Although useful, that method does not provide a good way to measure how gravitational force changes over small time periods and short length scales. And it necessarily requires the atoms to travel a relatively large distance, typically tens of centimeters, in order to produce a sufficiently large phase difference.
The JQI/PFC design, by contrast, uses an atom trap only 50 micrometers in diameter – about half the thickness of a human hair – containing millions of atoms chilled to a fraction of a degree above absolute zero. The atoms sit in a weak, inhomogeneous magnetic field, and each has a slightly different spin state (a kind of angular momentum) depending on its position in the field. The atoms are irradiated by a continuous-wave laser that imparts momentum to each atom, the magnitude and direction of which depends on the atom's spin state. This arrangement produces "synthetic" magnetism ("Synthetic magnetic fields for ultracold neutral atoms"), a condition which causes neutral atoms to behave as if they were charged particles in a real magnetic field.
"Recently, JQI researchers led by Ian Spielman have demonstrated that a synthetic magnetic field and synthetic spin can be created in cold-atom systems," says coauthor and JQI Fellow Jacob Taylor of the National Institute of Standards and Technology. "The proposed gravimeter setup is largely inspired by these amazing advances, and it uses the simplest possible configuration of replicas of a uniform synthetic field, which can be created easily in Spielman's experiment."
Then each atom is exposed to microwave radiation tuned to the specific wavelength that will project it into a "superposition" of two opposite spin states. [See Step 1 in the attached figure.] At that point, the trap is displaced by a small amount, about 20 micrometers, which has the effect of moving the atom, with its superposed states, into a different part of the synthetic field. [Step 2 in the figure.] Each of the two spin states starts to move in a spiral motion, but in opposite directions around the interior of the trap. [Step 3 in the illustration, also depicted in the short movie.] While in transit, each superposition state will be affected differently by gravity or any other acceleration. As a result, when their paths once again overlap at the end of their spiral trajectories, they will be slightly out of phase.

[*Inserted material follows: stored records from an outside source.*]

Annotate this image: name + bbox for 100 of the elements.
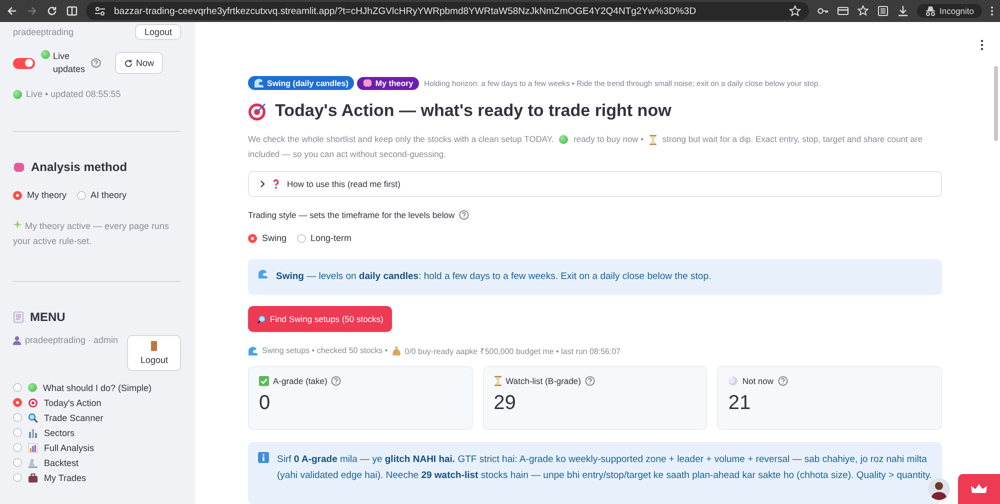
profile-button[interactable]: Incognito [916,4,982,18]
avatar[interactable] [928,478,950,500]
money-bag-icon [392,346,401,356]
bookmarks-icon[interactable] [856,5,868,17]
person-icon [13,336,21,344]
back-icon[interactable] [6,5,18,17]
menu-item[interactable]: Today's Action [44,398,102,408]
logout-button[interactable]: Logout [127,335,181,371]
caption-text: 0/0 buy-ready aapke ₹500,000 budget me • last run 08:56:07 [404,346,621,356]
status-dot-icon [559,135,568,144]
download-icon[interactable] [896,5,908,17]
radio-button[interactable] [13,443,22,452]
incognito-icon [924,6,936,16]
target-icon [248,102,267,120]
app-badge-button[interactable] [958,474,1000,504]
wave-icon [258,269,268,279]
expander[interactable]: How to use this (read me first) [248,171,942,197]
status-dot-icon [28,383,37,392]
description-text: We check the whole shortlist and keep only the stocks with a clean setup TODAY. ready to buy now • strong but wait for a dip. Exact entry, stop, target and share count are included — so you can act without second-guessing. [248,134,923,159]
radio-button[interactable] [13,473,22,482]
key-icon[interactable] [816,5,828,17]
username-text: pradeeptrading [13,27,74,37]
menu-icon[interactable] [980,39,984,51]
hourglass-icon [494,376,502,386]
info-text: Sirf 0 A-grade mila — ye glitch NAHI hai. GTF strict hai: A-grade ko weekly-supported zone + leader + volume + reversal — sab chahiye, jo roz nahi milta (yahi validated edge hai). Neeche 29 watch-list stocks hain — unpe bhi entry/stop/target ke saath plan-ahead kar sakte ho (chhota size). Quality > quantity. [277,453,932,483]
menu-item[interactable]: Sectors [44,428,75,438]
refresh-icon [124,58,133,68]
bar-chart-icon [28,428,38,438]
scrollbar-thumb[interactable] [994,66,998,141]
menu-item[interactable]: My Trades [44,472,86,482]
checkbox-icon [259,376,269,386]
chart-icon [28,442,38,452]
metric-value: 21 [728,392,752,415]
radio-label[interactable]: Swing [262,233,287,243]
find-setups-button[interactable]: Find Swing setups (50 stocks) [248,306,392,332]
reload-icon[interactable] [46,5,58,17]
radio-button[interactable] [248,234,257,242]
metric-value: 0 [259,392,272,415]
wave-icon [254,78,264,88]
caption-text: Swing setups • checked 50 stocks • [262,346,388,355]
status-text: Live • updated 08:55:55 [26,89,121,99]
page-title: Today's Action — what's ready to trade right now [275,101,672,121]
toggle-label[interactable]: Live updates [53,50,86,76]
crown-icon [971,484,987,494]
help-icon [584,376,595,386]
site-info-icon[interactable] [94,5,106,17]
sparkle-icon [13,220,22,229]
metric-label: Not now [742,376,774,386]
metric-label: A-grade (take) [273,376,328,386]
radio-button[interactable] [13,413,22,422]
wave-icon [248,346,258,356]
magnifier-icon [257,314,266,324]
reading-list-icon[interactable] [876,5,888,17]
star-icon[interactable] [788,5,800,17]
split-view-icon[interactable] [66,5,78,17]
menu-icon[interactable] [990,5,994,17]
radio-label[interactable]: My theory [27,190,67,200]
menu-item[interactable]: Full Analysis [44,442,94,452]
field-label: Trading style — sets the timeframe for the levels below [248,210,455,220]
magnifier-icon [28,412,38,422]
briefcase-icon [28,472,38,482]
address-bar[interactable]: bazzar-trading-ceevqrhe3yfrtkezcutxvq.streamlit.app/?t=cHJhZGVlcHRyYWRpbmd8YWRtaW58NzJkNmZmOGE4Y2Q4NTg2Yw%3D%3D [86,2,808,20]
notepad-icon [13,311,24,323]
help-icon [778,376,788,386]
menu-item[interactable]: Trade Scanner [44,412,104,422]
radio-button[interactable] [13,428,22,437]
help-icon [458,210,469,220]
logout-button[interactable]: Logout [135,24,181,40]
radio-button[interactable] [13,383,22,392]
radio-button[interactable] [296,234,306,242]
radio-button[interactable] [13,190,22,200]
status-dot-icon [13,90,22,98]
info-text: Swing — levels on daily candles: hold a few days to a few weeks. Exit on a daily close below the stop. [276,270,712,284]
section-heading: Analysis method [31,160,128,174]
hourglass-icon [649,134,658,145]
status-dot-icon [41,50,50,59]
menu-item[interactable]: What should I do? (Simple) [43,382,152,392]
radio-label[interactable]: Long-term [310,233,352,243]
radio-button[interactable] [13,458,22,467]
username-text: pradeeptrading · admin [25,335,118,345]
help-icon [331,376,342,386]
tag: Swing (daily candles) [248,76,354,90]
card-icon[interactable] [836,5,848,17]
moon-icon [728,376,738,386]
now-button[interactable]: Now [115,52,164,74]
radio-button[interactable] [76,190,86,200]
url-text[interactable]: bazzar-trading-ceevqrhe3yfrtkezcutxvq.streamlit.app/?t=cHJhZGVlcHRyYWRpbmd8YWRtaW58NzJkNmZmOGE4Y2Q4NTg2Yw%3D%3D [114,6,780,16]
question-mark-icon [273,179,279,189]
tag: My theory [357,76,420,90]
info-icon [258,452,269,463]
help-icon [91,58,101,68]
toggle-switch[interactable] [13,58,35,68]
radio-button[interactable] [13,398,22,407]
target-icon [28,398,38,408]
chevron-right-icon [259,180,265,188]
radio-label[interactable]: AI theory [90,190,127,200]
metric-value: 29 [494,392,517,415]
menu-item[interactable]: Backtest [44,458,79,468]
section-heading: MENU [30,310,66,324]
metric-label: Watch-list (B-grade) [506,376,581,386]
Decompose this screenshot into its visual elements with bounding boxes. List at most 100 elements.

Finally, the atom is irradiated with a second microwave pulse [Step 4] that causes the atom to emit light if it is in a certain spin state, and to remain "dark" (no emission) if it is in another. If the superposed spin states had not experienced any external effects, such as gravity, each atom in the trap would have a 50-percent chance of emitting or not emitting. But if the paths of the spin states are affected by gravity, the collective output of the entire set of trapped atoms will emit more or less light – and the degree to which the light output varies is a measure of the strength of the gravitational field.
In addition to its potential practical uses, the new design can help test the fundamental laws of nature, such as Einstein's theory of relativity, which some believe maybreak down at very small time and length scales.